Old Prints and an Interview


As I mentioned in an earlier post my interview for Printsy, the Printmakers of Etsy, was published online yesterday at Printsy. I had no idea when I decided to join Printsy about six weeks ago that I'd be lucky enough to get a published interview. So thank you Etsy, Printsy and Diane Podolsky of Printsy for setting up the interview.

I did have trouble deciding how to illustrate the post announcing this though. It didn't make sense to put up one of my recent linocuts since they've already been seen here quite recently.

So I hunted through my old prints, prints that I haven't looked at in many years. Both are over 25 years old. The top one is the oldest, a lithograph of a wintry view from Farwell Pier on the north side of Chicago. I learned lithography in the basement of the student union at UC Berkeley. I had moved to Berkeley from San Francisco in the summer before fall classes started so I wanted to be doing something. The classes at the student union were a lifesaver. I learned a lot about lithography and etching in a short time.

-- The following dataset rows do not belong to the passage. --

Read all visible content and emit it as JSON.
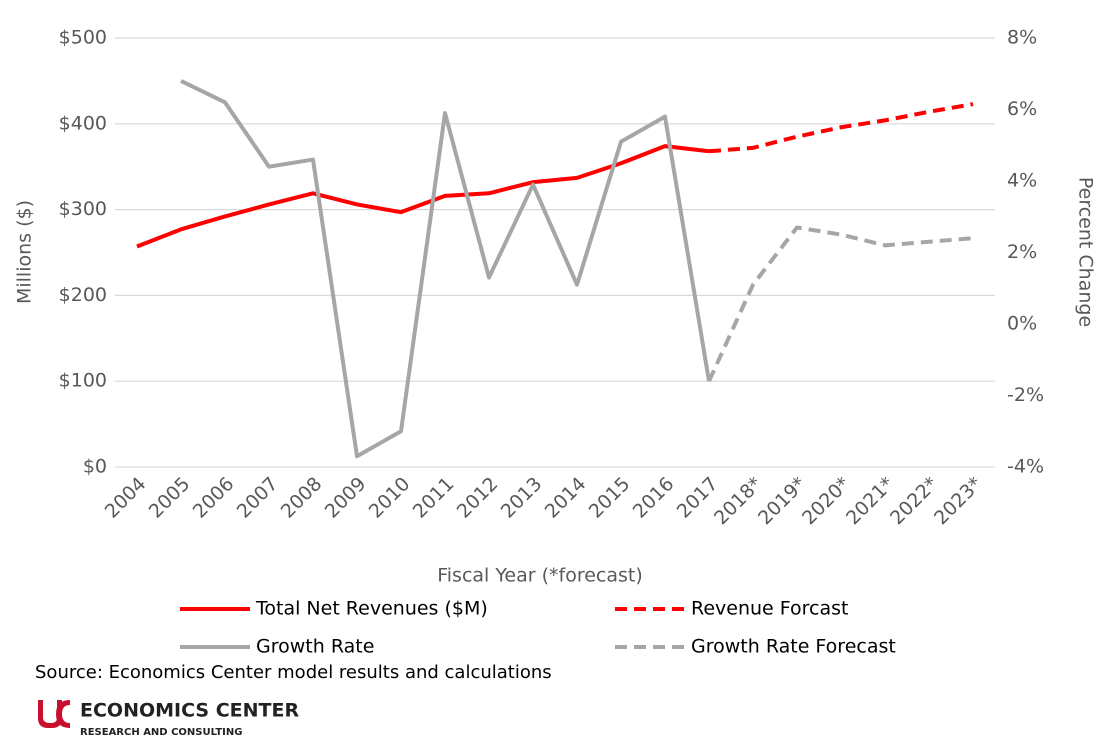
{
  "chart_data": {
    "type": "line",
    "categories": [
      "2004",
      "2005",
      "2006",
      "2007",
      "2008",
      "2009",
      "2010",
      "2011",
      "2012",
      "2013",
      "2014",
      "2015",
      "2016",
      "2017",
      "2018*",
      "2019*",
      "2020*",
      "2021*",
      "2022*",
      "2023*"
    ],
    "series": [
      {
        "name": "Total Net Revenues ($M)",
        "color": "#ff0000",
        "dash": false,
        "axis": "y",
        "values": [
          257,
          277,
          292,
          306,
          319,
          306,
          297,
          316,
          319,
          332,
          337,
          354,
          374,
          368,
          null,
          null,
          null,
          null,
          null,
          null
        ]
      },
      {
        "name": "Revenue Forcast",
        "color": "#ff0000",
        "dash": true,
        "axis": "y",
        "values": [
          null,
          null,
          null,
          null,
          null,
          null,
          null,
          null,
          null,
          null,
          null,
          null,
          null,
          368,
          372,
          385,
          396,
          404,
          414,
          423
        ]
      },
      {
        "name": "Growth Rate",
        "color": "#a6a6a6",
        "dash": false,
        "axis": "y2",
        "values": [
          null,
          6.8,
          6.2,
          4.4,
          4.6,
          -3.7,
          -3.0,
          5.9,
          1.3,
          3.9,
          1.1,
          5.1,
          5.8,
          -1.6,
          null,
          null,
          null,
          null,
          null,
          null
        ]
      },
      {
        "name": "Growth Rate Forecast",
        "color": "#a6a6a6",
        "dash": true,
        "axis": "y2",
        "values": [
          null,
          null,
          null,
          null,
          null,
          null,
          null,
          null,
          null,
          null,
          null,
          null,
          null,
          -1.6,
          1.1,
          2.7,
          2.5,
          2.2,
          2.3,
          2.4
        ]
      }
    ],
    "ylim": [
      0,
      500
    ],
    "yticks": [
      {
        "value": 0,
        "label": "$0"
      },
      {
        "value": 100,
        "label": "$100"
      },
      {
        "value": 200,
        "label": "$200"
      },
      {
        "value": 300,
        "label": "$300"
      },
      {
        "value": 400,
        "label": "$400"
      },
      {
        "value": 500,
        "label": "$500"
      }
    ],
    "y2lim": [
      -4,
      8
    ],
    "y2ticks": [
      {
        "value": -4,
        "label": "-4%"
      },
      {
        "value": -2,
        "label": "-2%"
      },
      {
        "value": 0,
        "label": "0%"
      },
      {
        "value": 2,
        "label": "2%"
      },
      {
        "value": 4,
        "label": "4%"
      },
      {
        "value": 6,
        "label": "6%"
      },
      {
        "value": 8,
        "label": "8%"
      }
    ],
    "ylabel": "Millions ($)",
    "y2label": "Percent Change",
    "xlabel": "Fiscal Year (*forecast)",
    "grid": true,
    "legend": "bottom",
    "source": "Source: Economics Center model results and calculations"
  },
  "logo": {
    "name": "ECONOMICS CENTER",
    "tagline": "RESEARCH AND CONSULTING"
  }
}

But I don't think I did more than two or three lithos. In fact I can find only two. Once I started classes I found that I loved painting so much that I never took an actual printmaking course in the art department. Painting was just too exciting.


And yet about 7 years later I did the above etching at Centre College of Kentucky where I was finishing two years of teaching art. I must have had nothing to do other than read while I was there because I don't know where else I would have gotten the experimental ideas that I used in this print. Some of the shapes are embossed. My guess is that I first printed the black and white section, then printed various colored plates all cut in the shapes that you see.

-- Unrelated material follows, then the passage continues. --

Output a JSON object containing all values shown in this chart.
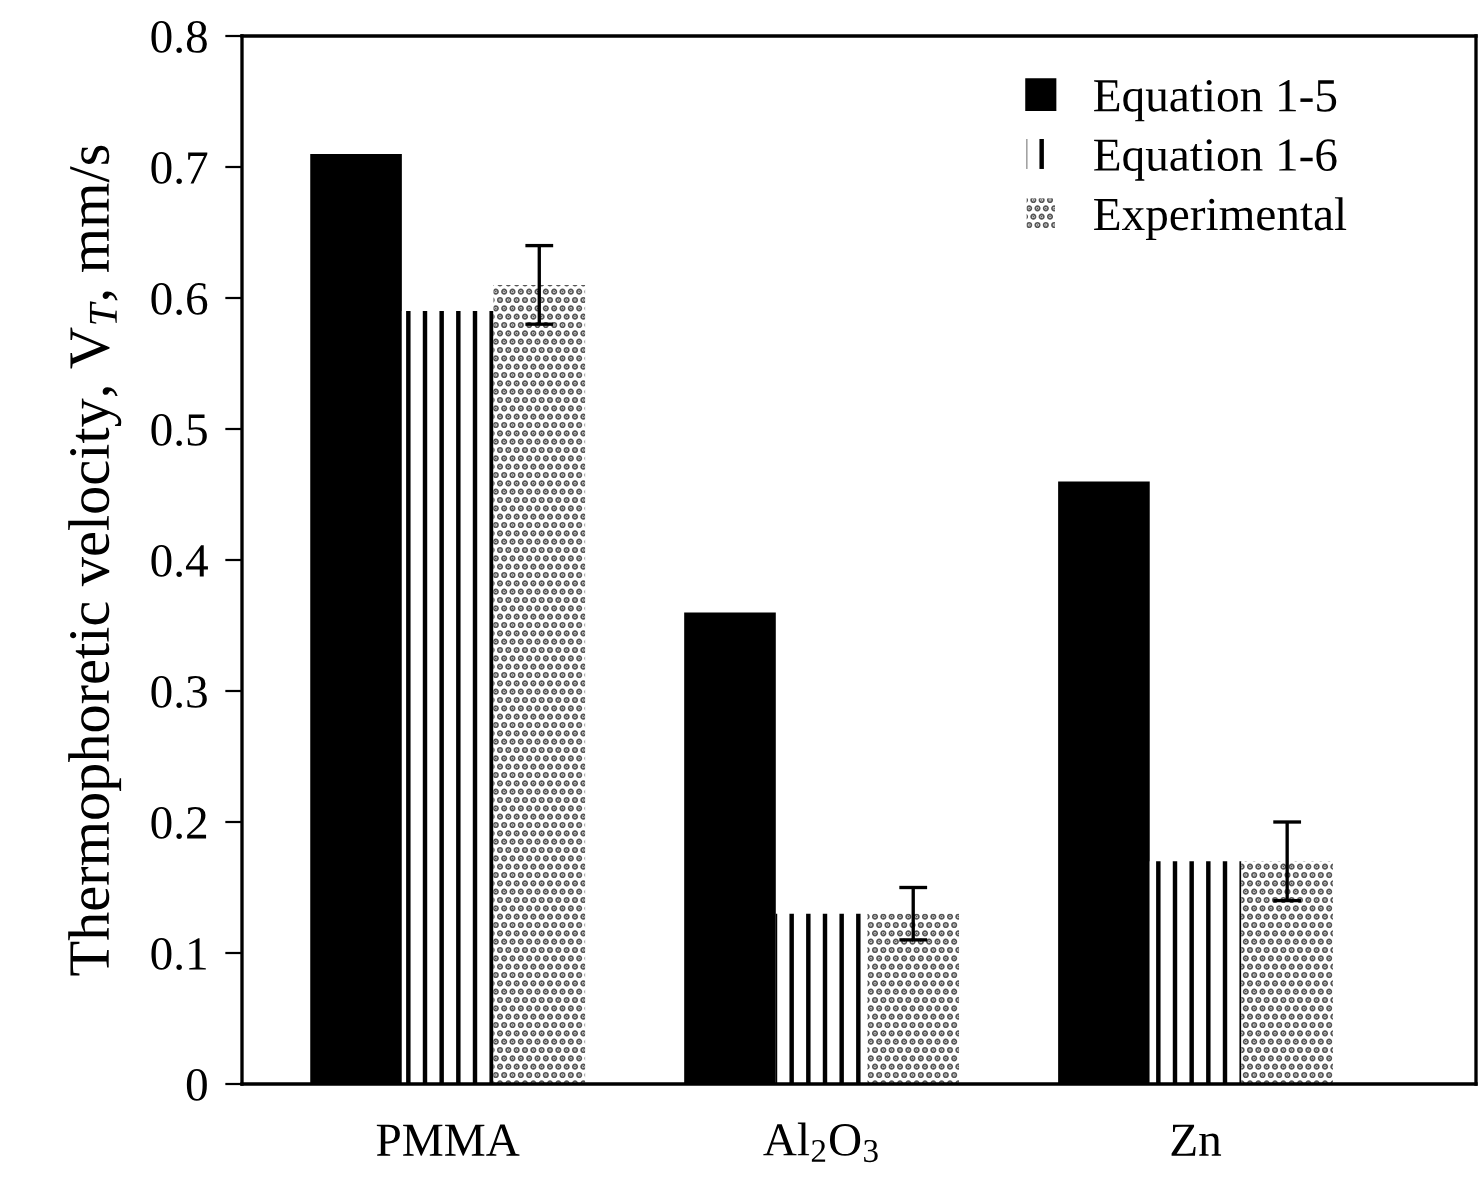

What is so odd about this, and something I indicate in my Printsy interview, is that I barely remember these. I don't even remember a print studio at Centre even though I taught at least one course in it. I don't remember the process that I used in this print even though it must have been a complicated one. In any case this print looks quite similar to the abstract paintings I was doing at the time. Perhaps artistic adventurousness convinced me to find some way to transform those paintings into etchings.

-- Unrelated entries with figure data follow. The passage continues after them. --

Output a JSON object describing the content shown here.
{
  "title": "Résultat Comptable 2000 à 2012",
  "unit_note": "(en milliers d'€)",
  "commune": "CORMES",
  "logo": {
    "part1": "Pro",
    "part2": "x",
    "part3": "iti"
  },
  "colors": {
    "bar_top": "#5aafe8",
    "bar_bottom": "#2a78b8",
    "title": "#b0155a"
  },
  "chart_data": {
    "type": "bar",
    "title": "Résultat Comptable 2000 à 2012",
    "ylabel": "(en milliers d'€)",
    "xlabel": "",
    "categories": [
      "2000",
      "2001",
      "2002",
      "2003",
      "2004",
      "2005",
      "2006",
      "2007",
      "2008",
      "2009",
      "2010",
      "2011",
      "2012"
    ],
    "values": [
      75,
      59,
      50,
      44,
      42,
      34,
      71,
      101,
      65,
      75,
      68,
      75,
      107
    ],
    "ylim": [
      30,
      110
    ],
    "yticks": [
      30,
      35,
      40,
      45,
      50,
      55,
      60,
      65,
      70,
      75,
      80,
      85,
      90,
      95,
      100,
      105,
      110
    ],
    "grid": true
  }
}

So I'll end this trip down Printmaking Memory Lane. But it has been enjoyable looking at these old prints. And they prove to me something that I said in the interview. I've spent very little time studying printmaking. I barely remember making many of the prints that I made in the past. And yet the opportunity to make prints, whether at Berkeley or at Centre, always seemed to be there when I felt like making prints. Today I no longer have access to a printmaking studio or press and have printed all my linocuts at home by hand with a baren. If I get much more involved with printmaking I nay need to see if my lucky streak holds out of finding a printmaking studio just when I happen to need it.